Удодыч выпрямился, держа в руках ружье убитого лесника. Он переломил стволы, проверил патронники и вернул стволы в исходное положение. Стволы стали на место с металлическим щелчком.
— Вот, брат, какое дело, — спокойно, с легким оттенком печали сказал Удодыч. — Вот оно как порой случается. Живет человек, живет, а потом — раз, и нет человека. Будто и не было никогда.
Стволы ружья приподнялись и начали описывать плавную кривую, нацеливаясь прямиком на Ивана.
— Удодыч, — пробормотал тот, отказываясь верить собственным глазам. — Удодыч…
— Вот такая петрушка, Ваня, — сказал Удодыч, и Иван только сейчас заметил, что он больше не заикается.
Иван круто развернулся — так круто, что запутался в собственных непослушных ногах и упал.

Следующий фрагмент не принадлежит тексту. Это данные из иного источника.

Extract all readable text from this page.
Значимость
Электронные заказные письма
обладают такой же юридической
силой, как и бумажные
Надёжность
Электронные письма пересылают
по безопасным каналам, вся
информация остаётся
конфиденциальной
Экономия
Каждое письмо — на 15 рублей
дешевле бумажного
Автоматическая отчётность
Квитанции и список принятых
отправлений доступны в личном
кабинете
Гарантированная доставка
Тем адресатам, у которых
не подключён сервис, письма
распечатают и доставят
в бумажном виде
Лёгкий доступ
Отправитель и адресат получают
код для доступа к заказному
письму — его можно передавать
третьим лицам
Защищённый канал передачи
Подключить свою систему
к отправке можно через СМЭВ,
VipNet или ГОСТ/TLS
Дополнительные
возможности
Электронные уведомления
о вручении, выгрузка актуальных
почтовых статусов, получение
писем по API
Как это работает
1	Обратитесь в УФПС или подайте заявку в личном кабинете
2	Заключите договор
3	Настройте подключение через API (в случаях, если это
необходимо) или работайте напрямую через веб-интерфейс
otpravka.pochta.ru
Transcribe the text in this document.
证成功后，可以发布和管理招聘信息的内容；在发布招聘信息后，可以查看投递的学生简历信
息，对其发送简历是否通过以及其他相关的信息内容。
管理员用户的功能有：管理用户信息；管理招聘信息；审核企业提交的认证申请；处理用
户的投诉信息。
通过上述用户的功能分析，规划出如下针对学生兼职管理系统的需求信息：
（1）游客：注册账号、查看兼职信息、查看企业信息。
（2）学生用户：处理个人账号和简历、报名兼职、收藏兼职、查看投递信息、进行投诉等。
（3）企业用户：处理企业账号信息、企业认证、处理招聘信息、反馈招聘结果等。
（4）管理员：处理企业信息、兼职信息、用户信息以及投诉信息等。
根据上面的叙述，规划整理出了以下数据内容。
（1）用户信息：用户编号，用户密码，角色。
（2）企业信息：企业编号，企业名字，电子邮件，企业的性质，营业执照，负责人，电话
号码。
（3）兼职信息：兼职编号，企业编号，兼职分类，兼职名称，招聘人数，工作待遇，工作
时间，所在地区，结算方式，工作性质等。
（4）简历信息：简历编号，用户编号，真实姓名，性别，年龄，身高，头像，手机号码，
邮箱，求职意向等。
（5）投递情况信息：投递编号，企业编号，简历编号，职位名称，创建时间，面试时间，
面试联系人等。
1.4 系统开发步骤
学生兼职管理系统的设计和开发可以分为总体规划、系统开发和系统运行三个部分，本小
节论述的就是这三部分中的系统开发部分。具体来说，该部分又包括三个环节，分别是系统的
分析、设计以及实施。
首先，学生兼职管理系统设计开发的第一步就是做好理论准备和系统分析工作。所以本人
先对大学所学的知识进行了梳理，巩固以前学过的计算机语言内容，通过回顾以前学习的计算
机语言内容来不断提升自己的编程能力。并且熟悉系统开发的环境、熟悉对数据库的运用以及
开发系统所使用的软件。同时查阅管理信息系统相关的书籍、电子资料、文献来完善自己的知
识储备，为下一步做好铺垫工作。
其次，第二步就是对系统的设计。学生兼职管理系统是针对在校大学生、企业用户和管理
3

Он тут же вскочил и бросился бежать без оглядки, ни о чем не думая, почти ничего не видя перед собой, мечтая только об одном — поскорее убраться отсюда на максимально возможное расстояние.
Далеко убежать ему не удалось. Удодыч небрежно вскинул ружье и спустил курок. Тяжелая медвежья картечь кучно ударила Ивана в спину между лопаток, во все стороны полетели клочья окровавленной материи и тяжелые красные брызги. По инерции Зубов сделал еще два неровных шага и с шумом завалился головой в кусты.
Удодыч неторопливо закурил, держа под мышкой разряженный дробовик, и принялся за дело. Для начала он вернулся к трупу лесника и положил ружье возле его руки. Потом он подошел к Ивану. Тот еще дышал: остатки белой футболки на развороченной картечью спине потемнели от крови.